Uncertainties were propagated from the level 1 PSA model to the level 2 PSA in the first phase of quantitative uncertainty analysis Quantification was based on the use of the minimal cut sets for the different plant damage states (PDS's). The reliability parameters for the basic events in a minimal cut set were treated as random variables with the associated probability distributions. Monte Carlo simulation was applied to generate samples of basic event probabilities and these samples were used to determine PDS frequencies by means of propagating uncertainties through the PDS level minimal cut sets. Dedicated software was developed and used for this purpose.
The Monte Carlo approach was used to quantify uncertainties in accident progression from a plant damage state to the different containment states and the associated release categories. First the important severe accident phenomena were determined. For these phenomena the available model in the MAAP4/VVER severe accident code was reviewed and refined. In this phase a survey of internationally available experiments and their results as well as sensitivity studies helped to identify the importance of different phenomena. Then model parameters were selected for the purpose of uncertainty calculations. Although 4–6 parameters were used initially for each phenomenon in sensitivity analyses, the number of variables treated as uncertain for MAAP4/VVER simulation could be reduced to 40. In the uncertainty analysis not only the input values to the MAAP code but other parameters, e.g. the ignition of burnable mixture and containment fragility were taken into account. Finally 50 variables were chosen for the random sampling in total. The samples from the range and distribution of the selected model parameters were generated by the Latin hypercube sampling. Severe accident calculations were done for each branch of the Containment Event Tree (CET). A calculation included MAAP4/VVER runs and processing of the results to get probability samples for the branches of a CET. 200 calculations were performed for each branch of a CET.

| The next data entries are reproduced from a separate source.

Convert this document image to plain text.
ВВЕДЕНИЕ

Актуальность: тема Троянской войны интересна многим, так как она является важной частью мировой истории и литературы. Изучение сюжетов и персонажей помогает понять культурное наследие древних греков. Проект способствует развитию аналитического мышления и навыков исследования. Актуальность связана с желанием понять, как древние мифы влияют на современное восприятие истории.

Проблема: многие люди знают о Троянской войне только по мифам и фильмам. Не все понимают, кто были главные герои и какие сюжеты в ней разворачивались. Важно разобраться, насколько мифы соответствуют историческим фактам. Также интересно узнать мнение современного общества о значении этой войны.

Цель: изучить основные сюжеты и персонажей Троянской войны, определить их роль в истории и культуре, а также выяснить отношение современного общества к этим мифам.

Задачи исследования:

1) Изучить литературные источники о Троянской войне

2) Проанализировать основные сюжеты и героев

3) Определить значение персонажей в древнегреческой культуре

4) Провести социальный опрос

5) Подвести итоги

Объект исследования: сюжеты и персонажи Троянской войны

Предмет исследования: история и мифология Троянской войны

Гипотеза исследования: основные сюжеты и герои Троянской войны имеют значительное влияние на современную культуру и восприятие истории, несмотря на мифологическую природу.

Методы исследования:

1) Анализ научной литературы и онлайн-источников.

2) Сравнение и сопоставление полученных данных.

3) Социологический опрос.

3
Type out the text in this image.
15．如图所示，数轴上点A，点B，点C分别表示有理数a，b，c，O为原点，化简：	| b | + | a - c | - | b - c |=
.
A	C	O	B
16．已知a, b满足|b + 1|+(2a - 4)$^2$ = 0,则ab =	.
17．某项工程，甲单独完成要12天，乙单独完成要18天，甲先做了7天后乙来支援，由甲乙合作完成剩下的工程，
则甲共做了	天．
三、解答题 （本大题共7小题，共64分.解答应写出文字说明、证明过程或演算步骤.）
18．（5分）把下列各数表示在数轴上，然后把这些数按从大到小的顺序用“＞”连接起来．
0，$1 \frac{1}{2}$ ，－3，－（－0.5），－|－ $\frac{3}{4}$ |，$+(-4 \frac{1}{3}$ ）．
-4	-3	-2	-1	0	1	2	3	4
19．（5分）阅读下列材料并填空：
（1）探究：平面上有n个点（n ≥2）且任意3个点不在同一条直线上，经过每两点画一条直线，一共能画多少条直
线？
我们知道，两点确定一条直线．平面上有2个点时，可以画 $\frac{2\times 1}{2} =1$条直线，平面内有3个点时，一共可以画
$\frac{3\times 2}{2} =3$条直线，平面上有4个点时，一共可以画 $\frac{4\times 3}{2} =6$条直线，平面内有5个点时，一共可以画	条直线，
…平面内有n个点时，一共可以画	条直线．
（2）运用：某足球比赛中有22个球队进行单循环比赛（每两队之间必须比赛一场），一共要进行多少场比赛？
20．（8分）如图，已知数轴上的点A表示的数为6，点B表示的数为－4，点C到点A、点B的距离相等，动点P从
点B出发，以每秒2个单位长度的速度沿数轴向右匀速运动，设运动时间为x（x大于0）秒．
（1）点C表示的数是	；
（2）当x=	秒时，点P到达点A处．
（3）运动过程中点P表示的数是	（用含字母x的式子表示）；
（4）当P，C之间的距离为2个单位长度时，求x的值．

The uncertainty distributions for the PDS frequencies and for the CET branches were sampled and then the frequencies of containment failure states were calculated on the basis of this sampling in accordance with the logic of the CET sequences. The total uncertainty for a containment state was determined by combining the PDS level results for the given containment state. Also, the results obtained for the different containment states were further aggregated to yield overall measures of uncertainty in the so-called consequence categories defined for the purpose of the Paks level 2 PSA. A dedicated spreadsheet based tool was developed and used to propagate uncertainties between plant damages states and containment states/release categories.
This paper gives a summary of the uncertainty analyses performed for the level 2 PSA of NPP Paks. The most important analysis steps and methods are highlighted with examples of the results obtained. Also, by discussing the necessity and number of hydrogen recombiners, an example is given on how to use the results from uncertainty analysis to support the development of severe accident management.